Revolución Pato Lógica

Todos los patitos se fueron a nadar, y el más pequeñito se quiso ahogar. Su madre enfadada le quiso pegar y el pobre patito se puso a llorar“, cantaban mis primas pequeñas cuando estaban aprendiendo a hablar.

Patosa era mi segundo nombre en la escuela…

Estos días ando yo muy pesada con el blog, cambiándole el título, la dirección web y repescando viejos posts, tweeteándolos a ver si resucitan.

A Dios pongo por testigo de que esta vez no es un intento de resurrección, es que mi blog ha cobrado vida y se ha convertido en un zombi que viene directamente a por mí.

¿Alguien se acuerda de mi post “Me han robado los patos”? En él contaba la gran decepción que supuso para mí ir al parque de Santa Margarita, corriendo hacia el estanque de los patos, para descubrir que aquello ya no era ni parque, ni tenía estanque ni (casi) quedaban patos.

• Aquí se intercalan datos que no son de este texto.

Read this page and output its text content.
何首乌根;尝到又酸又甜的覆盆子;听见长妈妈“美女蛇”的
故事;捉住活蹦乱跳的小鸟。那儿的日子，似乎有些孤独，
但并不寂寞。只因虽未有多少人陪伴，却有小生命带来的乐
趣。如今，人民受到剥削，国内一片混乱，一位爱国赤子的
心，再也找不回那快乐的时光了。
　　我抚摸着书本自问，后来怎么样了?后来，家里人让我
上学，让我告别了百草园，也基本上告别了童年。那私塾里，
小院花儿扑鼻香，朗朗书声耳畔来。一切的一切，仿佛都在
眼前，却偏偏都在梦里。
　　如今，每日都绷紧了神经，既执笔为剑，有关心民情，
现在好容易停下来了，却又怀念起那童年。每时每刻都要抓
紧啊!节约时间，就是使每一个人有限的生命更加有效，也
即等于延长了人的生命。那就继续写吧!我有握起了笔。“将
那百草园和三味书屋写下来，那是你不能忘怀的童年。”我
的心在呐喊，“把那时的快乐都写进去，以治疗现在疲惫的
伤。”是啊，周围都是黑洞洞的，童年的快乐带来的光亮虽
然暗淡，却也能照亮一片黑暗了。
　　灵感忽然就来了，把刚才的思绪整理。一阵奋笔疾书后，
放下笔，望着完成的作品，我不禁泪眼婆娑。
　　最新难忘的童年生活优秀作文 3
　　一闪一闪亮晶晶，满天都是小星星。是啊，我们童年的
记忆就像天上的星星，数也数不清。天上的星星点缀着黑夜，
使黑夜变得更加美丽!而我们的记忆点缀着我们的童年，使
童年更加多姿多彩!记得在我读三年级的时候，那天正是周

El caso es que nunca en mi vida he tenido patos. Ni siquiera de peluche, o de goma. Hasta el retrete lo limpiamos con lejía y no con Pato WC. Lo más parecido que he tenido es una camiseta de tirantes del Pato Lucas. O los dos patos de chocolate que se juntaron en casa de mi prima para celebrar mi cumpleaños, casualmente el vigésimo segundo. Veintidós, los dos patitos.

Quizás es por eso que me duele tanto “la extinción” de estos animales, de los palmípedos, en el parque de mi ciudad. Si quiero ver patos voy a tener que grabármelos en DVD, seguir una página de Facebook, inventarme un software, o pedirle a Shakira, Miley Cirus o la Pantoja que apadrinen el charco con vallas que queda como funesto testimonio de lo que un día fue un paraíso para los niños.

Sin embargo, como decía, mi blog ha decidido no limitarse a esperar que yo cuente lo que sucede en mi vida. Ha optado por empezar a influenciarla.  Mucho protesté por mis patos perdidos. Tanto, que el mes pasado he recibido como regalo dos patos de goma. De gente distinta y en países diferentes. Los podéis ver en la foto que adorna este post.

Como me dijo una amiga, si la cosa sigue así, pronto podré tener mi propio estanque.